What recession? The US economy grows for the third straight quarter after the technical recession experienced in the first two quarters of 2022. US GDP grew 1.1% QoQ SAAR in Q1 2023 which is slower than the 2.6% in Q4 2022 but still a strong reading considering the interest rate situation. Personal consumption was strong, growing 3.7% QoQ SAAR which surpasses consumption growth in each 2022 quarter. The surge in durable goods new orders seen through the months of Q1 translated to a strong durable goods spending component which grew at a rate of 16.9%. This is the first quarter of growth for durables since Q1 2022 and the first quarter for general goods spending growth since Q4 2021. Services spending also expanded to start the year, up 2.3% QoQ SAAR, stronger than Q4 2022 services consumption growth of 1.6% QoQ SAAR. Consumers continue to surprise us. Despite interest rates ballooning over the last year, spending is as strong as in normal times. It seems like there was a slight boost in activity thanks to some warmer weather in the latter part of the winter, and the lingering of excess savings is apparently still strong enough to keep people buying things. Overall, consumption added 2.48 ppts to headline GDP growth, the strongest contribution since GDP bounced back after the pandemic in Q2 2021.

Offsetting the growth in consumption was a dismal investment number. Gross private domestic investment fell -12.5% QoQ SAAR. The number looks bad at first glance but fixed investment only fell -0.4% QoQ SAAR in the quarter. This includes further downsizing in firms’ investment in residential structures (residential investment -4.2% QoQ SAAR) that was mostly offset by nonresidential investment, up 0.7% QoQ SAAR, which benefitted from strong nonresidential structure investment, up 11.2% QoQ SAAR. The nonresidential strength likely comes from a rebound from the weak numbers a year and a half ago when supply in the sector was really low. The main reason why gross domestic investment fell so sharply was a decline in private inventories which was largely expected after the inventory growth in Q4 2022. Private inventories contributed -2.26 ppts to headline GDP which almost entirely accounts for the -2.34 ppts contribution made by private investment as a whole.

Outside of these two categories, which had large, offsetting contributions, we find that net exports made a small contribution of 0.11 ppts as easing supply chain pressures helped export growth offset import growth which was solid after two weak quarters. Additionally, there was decently strong support from the government consumption which expanded 4.7% QoQ SAAR, the strongest since the stimulus-laden Q1 2021. This segment contributed almost a full percentage point of growth to GDP (0.81 ppts) as both federal and state & local governments expanded their consumption.

The biggest news of the quarter is the strong consumer. Calls for a US recession relied on consumers (and businesses) to react to shy away from spending when interest rates surged.

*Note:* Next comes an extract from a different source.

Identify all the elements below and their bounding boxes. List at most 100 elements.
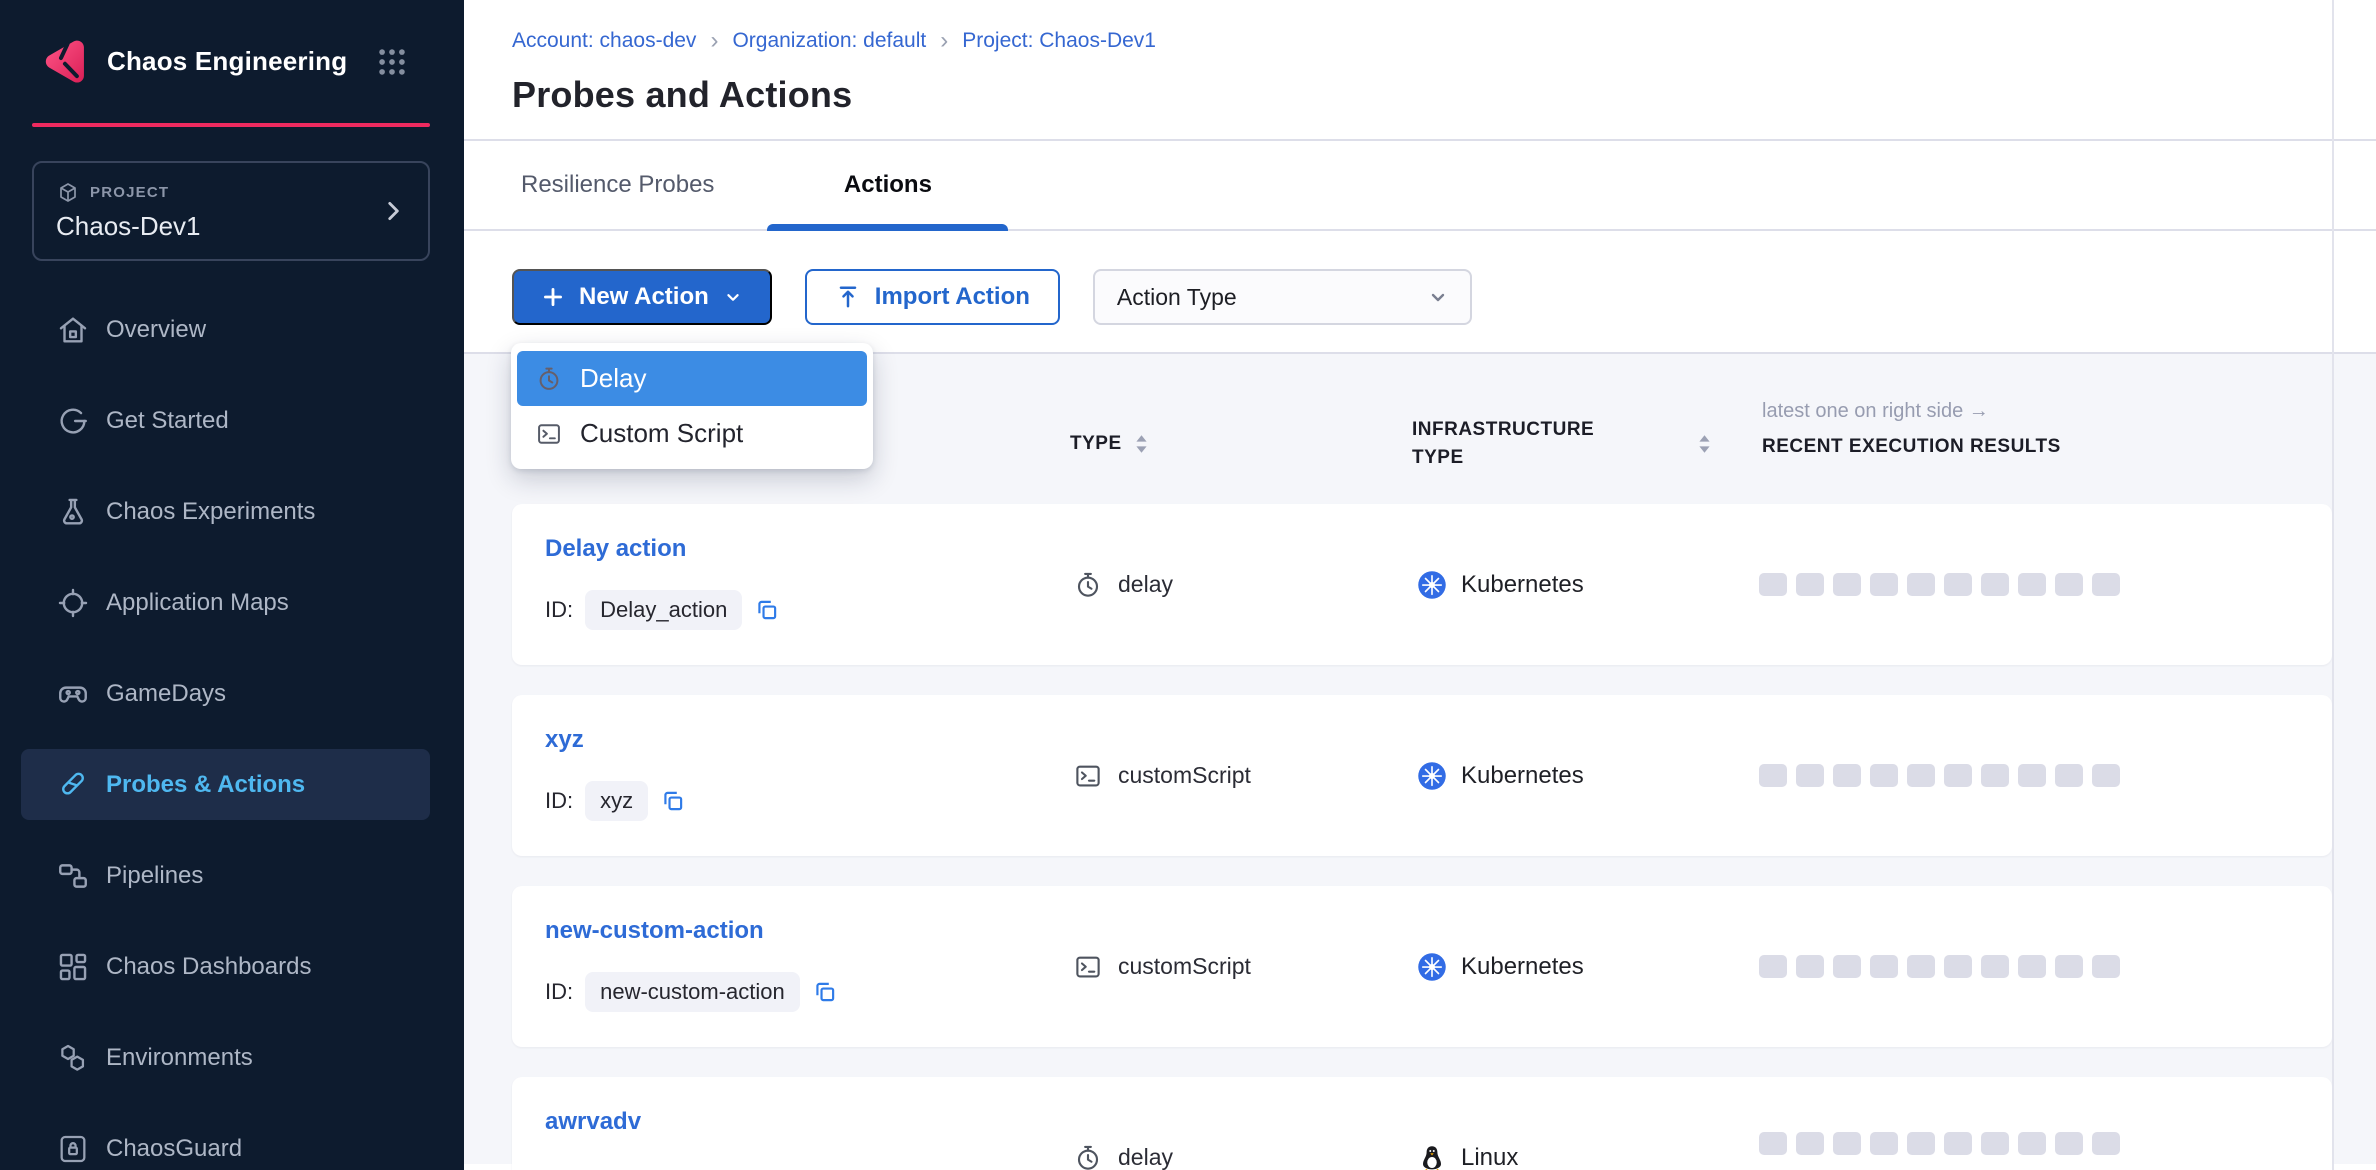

These calls included forecasts from the Fed which saw a slower economy helping them achieve its goal of reducing inflation. However, it seems that this foresight was overly pessimistic. While consumption could crash in an instant, it doesn’t appear that there are reasons to believe that this will happen. The labor market remains robust, and strong wage growth is providing consumers with robust income from which to draw. The business sector, on the other hand, has dialed back its activity in response to a rising cost of capital and an expected economic weakness. The large drawdown in inventories makes this clear. However, that could shift as the Fed eases away from rate hikes and spending remains stable. Looking ahead, it is hard to expect a recession in 2023. Growth will slow, but the current economic resilience suggests that GDP is unlikely to turn negative in the quarters ahead.